19 “I’m telling you this now, before it happens, so that when it does happen you will believe that I Am. 20 I assure you that whoever receives someone I send receives me, and whoever receives me receives the one who sent me.”

It is almost breathtaking to imagine this scene, isn’t it? A final supper, known only to Jesus in its true finality, in this earthly body. His last moments with His people, His tribe, several of whom he also knew were going to betray him in ways that were life costing, and still.

He washed their feet.
There seems to be some debate out about whether or not Jesus actually washed the feet of Judas in this setting, yet I don’t even know if that particular detail is relevant to the story. We know that Jesus loved – wholly, fully, unconditionally.

He washed their feet – literally or metaphorically or both.
So, this brings to mind a question. In acting as disciples, how can we reach those on the margins? How can we, in 2023, wash their feet? How do we let others know that they have a place with us in all the ways that Jesus lets us know we have a place with Him?

For myself, I see this magic in so many unexpected ways and it often starts or ends with words that sound a lot like: “Me, too.” To the fellow addict and alcoholic trying to stay sober one more day, who can barely look at themselves in the mirror as they contemplate the wreckage of their past, I whisper “Me, too.” I might also add then “You can hold your head up now. You are a wonder.”

To the mom who posts the most beautiful pictures on social media and then I walk in on her crying in the bathroom silently, hands pressed to her temple. She fears maybe she is not enough, are her kids OK, is she ok? And I whisper “Me, too.” And then I might remind her, and myself “You are fearfully and wonderfully made.”

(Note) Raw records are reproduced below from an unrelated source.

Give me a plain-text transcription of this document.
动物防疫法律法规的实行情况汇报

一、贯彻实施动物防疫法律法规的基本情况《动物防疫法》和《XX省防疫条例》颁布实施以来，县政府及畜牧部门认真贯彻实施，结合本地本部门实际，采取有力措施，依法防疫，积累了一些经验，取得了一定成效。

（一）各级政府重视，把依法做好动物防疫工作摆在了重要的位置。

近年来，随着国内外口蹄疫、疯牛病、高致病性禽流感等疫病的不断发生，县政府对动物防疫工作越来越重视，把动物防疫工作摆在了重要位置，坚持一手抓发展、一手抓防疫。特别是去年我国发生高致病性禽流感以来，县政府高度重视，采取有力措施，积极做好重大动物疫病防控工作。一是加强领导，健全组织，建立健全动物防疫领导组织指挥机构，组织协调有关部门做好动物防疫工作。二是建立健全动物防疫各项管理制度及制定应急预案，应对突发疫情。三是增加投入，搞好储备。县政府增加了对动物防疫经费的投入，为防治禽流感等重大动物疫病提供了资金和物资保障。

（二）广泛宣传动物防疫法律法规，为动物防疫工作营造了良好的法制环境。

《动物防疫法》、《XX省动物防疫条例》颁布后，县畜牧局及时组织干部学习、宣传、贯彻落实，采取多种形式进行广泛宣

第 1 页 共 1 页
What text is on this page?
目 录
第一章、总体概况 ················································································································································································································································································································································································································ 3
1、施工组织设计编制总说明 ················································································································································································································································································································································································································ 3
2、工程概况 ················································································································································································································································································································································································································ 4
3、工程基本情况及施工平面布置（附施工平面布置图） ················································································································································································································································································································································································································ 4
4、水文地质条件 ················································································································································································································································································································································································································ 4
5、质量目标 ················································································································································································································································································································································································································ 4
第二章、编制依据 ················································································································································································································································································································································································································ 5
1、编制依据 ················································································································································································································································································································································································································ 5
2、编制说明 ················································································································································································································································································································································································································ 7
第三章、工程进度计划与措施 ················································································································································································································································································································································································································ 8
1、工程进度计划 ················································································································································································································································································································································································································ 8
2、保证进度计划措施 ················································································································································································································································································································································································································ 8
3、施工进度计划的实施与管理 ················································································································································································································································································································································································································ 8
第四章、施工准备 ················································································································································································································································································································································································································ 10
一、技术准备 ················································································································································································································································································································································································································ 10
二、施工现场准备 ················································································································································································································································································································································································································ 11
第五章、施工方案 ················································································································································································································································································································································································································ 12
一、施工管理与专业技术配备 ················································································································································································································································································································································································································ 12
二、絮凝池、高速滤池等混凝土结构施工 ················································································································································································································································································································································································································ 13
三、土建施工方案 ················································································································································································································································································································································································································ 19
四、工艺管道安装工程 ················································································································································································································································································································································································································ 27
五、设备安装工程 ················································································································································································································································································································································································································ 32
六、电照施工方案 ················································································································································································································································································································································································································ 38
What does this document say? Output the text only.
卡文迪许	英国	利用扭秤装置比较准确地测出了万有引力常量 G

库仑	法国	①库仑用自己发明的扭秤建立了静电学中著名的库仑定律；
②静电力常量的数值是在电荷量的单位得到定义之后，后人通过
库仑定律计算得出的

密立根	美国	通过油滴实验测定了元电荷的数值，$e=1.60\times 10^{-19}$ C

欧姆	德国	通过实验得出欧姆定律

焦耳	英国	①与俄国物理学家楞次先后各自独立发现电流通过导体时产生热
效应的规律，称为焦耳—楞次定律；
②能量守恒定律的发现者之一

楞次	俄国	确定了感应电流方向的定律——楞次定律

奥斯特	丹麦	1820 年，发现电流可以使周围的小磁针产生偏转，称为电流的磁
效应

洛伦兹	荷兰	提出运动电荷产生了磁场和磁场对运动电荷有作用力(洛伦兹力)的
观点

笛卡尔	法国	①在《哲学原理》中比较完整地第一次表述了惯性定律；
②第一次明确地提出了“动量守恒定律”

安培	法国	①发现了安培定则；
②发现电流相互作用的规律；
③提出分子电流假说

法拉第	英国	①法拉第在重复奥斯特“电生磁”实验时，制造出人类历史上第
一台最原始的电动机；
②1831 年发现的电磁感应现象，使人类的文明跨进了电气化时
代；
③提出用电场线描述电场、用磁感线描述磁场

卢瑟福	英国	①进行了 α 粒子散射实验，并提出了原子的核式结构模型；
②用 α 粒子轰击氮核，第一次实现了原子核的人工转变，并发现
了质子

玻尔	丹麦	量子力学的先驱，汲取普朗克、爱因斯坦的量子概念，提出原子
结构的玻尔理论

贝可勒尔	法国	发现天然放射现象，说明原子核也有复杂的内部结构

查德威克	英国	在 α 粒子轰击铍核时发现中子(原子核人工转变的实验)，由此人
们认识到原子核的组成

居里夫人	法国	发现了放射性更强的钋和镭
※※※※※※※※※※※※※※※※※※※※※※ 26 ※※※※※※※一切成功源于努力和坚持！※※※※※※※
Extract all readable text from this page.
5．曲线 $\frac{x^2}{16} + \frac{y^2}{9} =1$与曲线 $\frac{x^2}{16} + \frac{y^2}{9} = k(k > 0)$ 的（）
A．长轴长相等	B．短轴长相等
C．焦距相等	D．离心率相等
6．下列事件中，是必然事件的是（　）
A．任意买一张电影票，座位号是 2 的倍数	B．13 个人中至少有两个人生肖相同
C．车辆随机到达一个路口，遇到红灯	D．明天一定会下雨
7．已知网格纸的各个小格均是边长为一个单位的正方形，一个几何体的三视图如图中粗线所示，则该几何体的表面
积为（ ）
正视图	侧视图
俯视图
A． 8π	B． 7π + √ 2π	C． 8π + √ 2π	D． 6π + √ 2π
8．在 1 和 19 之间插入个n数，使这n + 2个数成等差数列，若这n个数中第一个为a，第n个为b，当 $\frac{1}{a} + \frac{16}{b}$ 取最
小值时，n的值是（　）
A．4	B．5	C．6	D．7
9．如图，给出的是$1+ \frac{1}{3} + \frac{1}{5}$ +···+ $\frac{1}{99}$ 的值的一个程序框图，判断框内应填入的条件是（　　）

To the many heartbroken people I know who wonder endlessly, are they accepted into God’s Kingdom exactly as they are? Who have heard words and seen deeds that might cause their precious souls to even think for one second that they are not welcome because of who they love or who they are? First, yes. You are welcome. Come let me wash your feet. Then, “Me, too.” We have all struggled with doubt and questioned. The questions bring us closer if we let them, closer to the truth and to our own knowing. I say this with full confidence, even if I have not met you yet – “Me, too.” For we are all connected.

Loved and chosen, as Anne Lamott says in her Sunday school classes. In this way, we become those who wash feet. What a sacred and holy task we have been given. Some may even call this a privilege. From this space of worth and connectedness leaves bloom for the love of Christ in every way.

May our feet always find our own upper rooms, leading us ever closer to our highest selves and to one another. I hope to meet you there. Amen.